Initially set to first metric in metric list and stores the correct current metric during run

trainingFile

String

Data file to be used for training individuals

staticWords

Integer

Number of lines to take from start of data file

sampleWords

Integer

Number of lines to be sampled at random from data file with uniform probability

synthWords

Integer

Number of words/lines to be generated based on length and character frequency

synthFromSample

Boolean

Generate new words from sampled words rather than full file

log_all

Boolean

If true all individuals code is saved, if false only best individual of each generation is saved.

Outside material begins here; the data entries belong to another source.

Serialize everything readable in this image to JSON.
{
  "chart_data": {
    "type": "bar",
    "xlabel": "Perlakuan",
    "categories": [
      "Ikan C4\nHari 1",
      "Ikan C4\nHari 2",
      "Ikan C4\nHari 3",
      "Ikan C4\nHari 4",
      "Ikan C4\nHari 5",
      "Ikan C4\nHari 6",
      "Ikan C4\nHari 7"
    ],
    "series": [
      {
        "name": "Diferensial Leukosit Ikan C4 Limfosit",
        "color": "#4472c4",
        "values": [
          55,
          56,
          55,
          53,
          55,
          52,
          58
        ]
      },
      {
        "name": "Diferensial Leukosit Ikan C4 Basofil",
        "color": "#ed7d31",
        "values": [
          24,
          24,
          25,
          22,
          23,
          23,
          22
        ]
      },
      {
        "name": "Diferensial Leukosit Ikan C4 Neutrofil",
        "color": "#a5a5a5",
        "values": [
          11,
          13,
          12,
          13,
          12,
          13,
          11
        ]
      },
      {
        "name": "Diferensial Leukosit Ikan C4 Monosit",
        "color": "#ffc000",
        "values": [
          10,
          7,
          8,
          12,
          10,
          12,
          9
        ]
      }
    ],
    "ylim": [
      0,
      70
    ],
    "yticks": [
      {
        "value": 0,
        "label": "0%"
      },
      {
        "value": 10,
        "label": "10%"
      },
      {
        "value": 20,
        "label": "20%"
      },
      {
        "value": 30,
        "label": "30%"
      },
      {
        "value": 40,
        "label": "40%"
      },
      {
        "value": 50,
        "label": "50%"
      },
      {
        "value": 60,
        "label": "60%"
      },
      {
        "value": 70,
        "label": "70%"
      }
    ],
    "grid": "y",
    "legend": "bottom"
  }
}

False is recommended as alternative has very high storage requirements.

currentWeights

Decimal

The weights being used by the system currently, change between generations if alternative weights are in use.

testerFile

String

The compiled “.o” file for the tester which should be used

Metrics

Our existing tester for hash functions supports three different metrics:

  1. Speed - \(s_n\), Just the clock speed time plus time penalties for individual \(n\)

  2. Speed and Short Code Length - \(s_n+5l_n\), where \(l_n\) is the token length of the individual

  3. Speed and Long Code Length - \((s_n-(s_n%10)) + 5(200-l_n)\)

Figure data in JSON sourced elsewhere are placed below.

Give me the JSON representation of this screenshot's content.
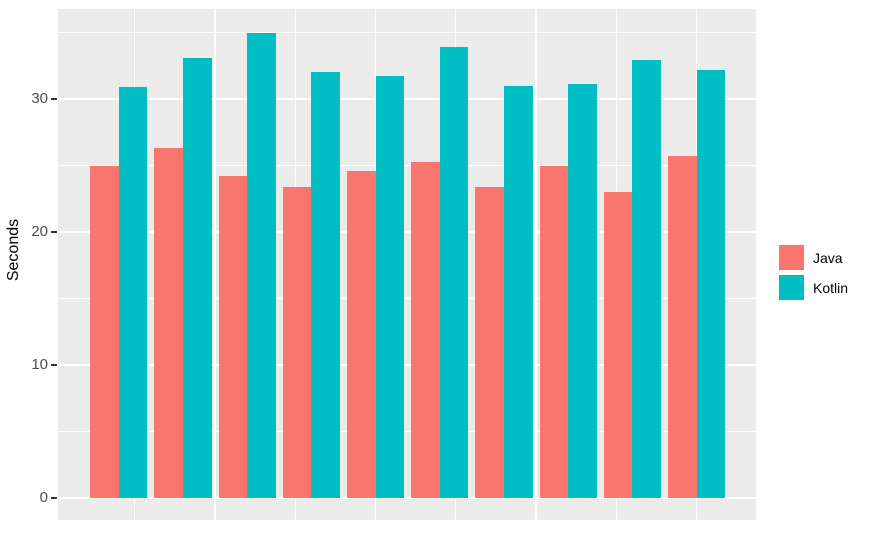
{
  "chart_data": {
    "type": "bar",
    "title": "",
    "xlabel": "",
    "ylabel": "Seconds",
    "n_groups": 10,
    "x_tick_labels_visible": false,
    "series": [
      {
        "name": "Java",
        "color": "#F8766D",
        "values": [
          25.0,
          26.3,
          24.2,
          23.4,
          24.6,
          25.3,
          23.4,
          25.0,
          23.0,
          25.7
        ]
      },
      {
        "name": "Kotlin",
        "color": "#00BFC4",
        "values": [
          30.9,
          33.1,
          35.0,
          32.0,
          31.7,
          33.9,
          31.0,
          31.1,
          32.9,
          32.2
        ]
      }
    ],
    "ylim": [
      -2.1,
      37.0
    ],
    "yticks": [
      0,
      10,
      20,
      30
    ],
    "y_minor_gridlines": [
      5,
      15,
      25,
      35
    ],
    "x_major_gridlines_u": [
      2.5,
      5.0,
      7.5,
      10.0
    ],
    "x_minor_gridlines_u": [
      1.25,
      3.75,
      6.25,
      8.75
    ],
    "legend_position": "right",
    "grid": true,
    "panel_bg": "#EBEBEB",
    "grid_color": "#FFFFFF",
    "tick_color": "#333333",
    "tick_label_color": "#4D4D4D",
    "axis_title_color": "#000000"
  }
}
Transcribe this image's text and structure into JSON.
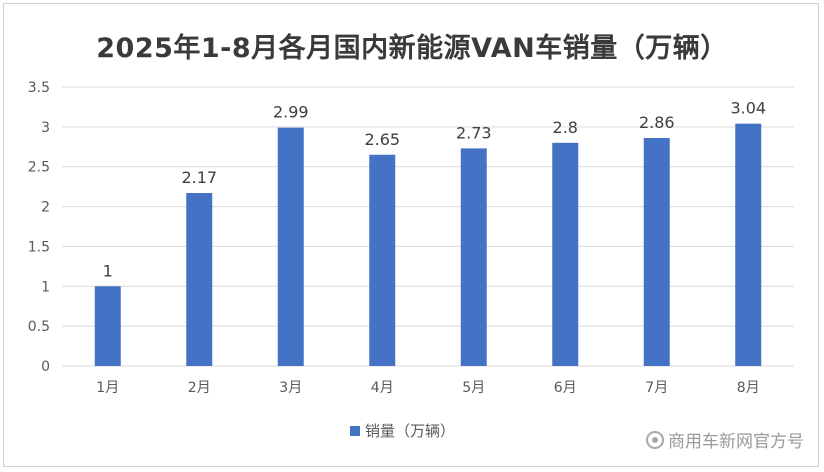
{
  "chart_data": {
    "type": "bar",
    "title": "2025年1-8月各月国内新能源VAN车销量（万辆）",
    "categories": [
      "1月",
      "2月",
      "3月",
      "4月",
      "5月",
      "6月",
      "7月",
      "8月"
    ],
    "series": [
      {
        "name": "销量（万辆）",
        "values": [
          1,
          2.17,
          2.99,
          2.65,
          2.73,
          2.8,
          2.86,
          3.04
        ],
        "labels": [
          "1",
          "2.17",
          "2.99",
          "2.65",
          "2.73",
          "2.8",
          "2.86",
          "3.04"
        ],
        "color": "#4472C4"
      }
    ],
    "ylim": [
      0,
      3.5
    ],
    "yticks": [
      "0",
      "0.5",
      "1",
      "1.5",
      "2",
      "2.5",
      "3",
      "3.5"
    ],
    "grid": true,
    "legend_position": "bottom"
  },
  "watermark": "商用车新网官方号",
  "colors": {
    "bar": "#4472C4",
    "grid": "#d9d9d9",
    "text": "#595959"
  }
}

Time penalties are 10 milliseconds, this is enough to overcome the timing noise and enough to effect the overall results without being so much that a single error would completely fail the code.

Data treatments

These parameters are designed to allow for four different data treatments:

  1. Static

  2. Sample

  3. Synthetic

  4. Synthetic and Sample mix

In this case we are referring to what we do with a pre-existing list of “words”.

A static treatment draws words from the start of the file and so returns the same set of words every generation. Otherwise a sample draws words at random from the whole file with an equal probability of selecting any word, this gives a different set of words every generation with possible overlap dependent on the size of the original data file. The synthetic data treatment analyses the whole file of words for word length and character usage, those distributions are then used to generate a set of random string “words”, this will give a more unique set of data for each generation. For a synthetic and sample mix we take a smaller sample, use the sample to generate the length and character usage distributions and then generate the rest of the “words” from those distributions. This will give not just a distinct set of words but will include a mix of real words and random strings with a different letter distribution each time.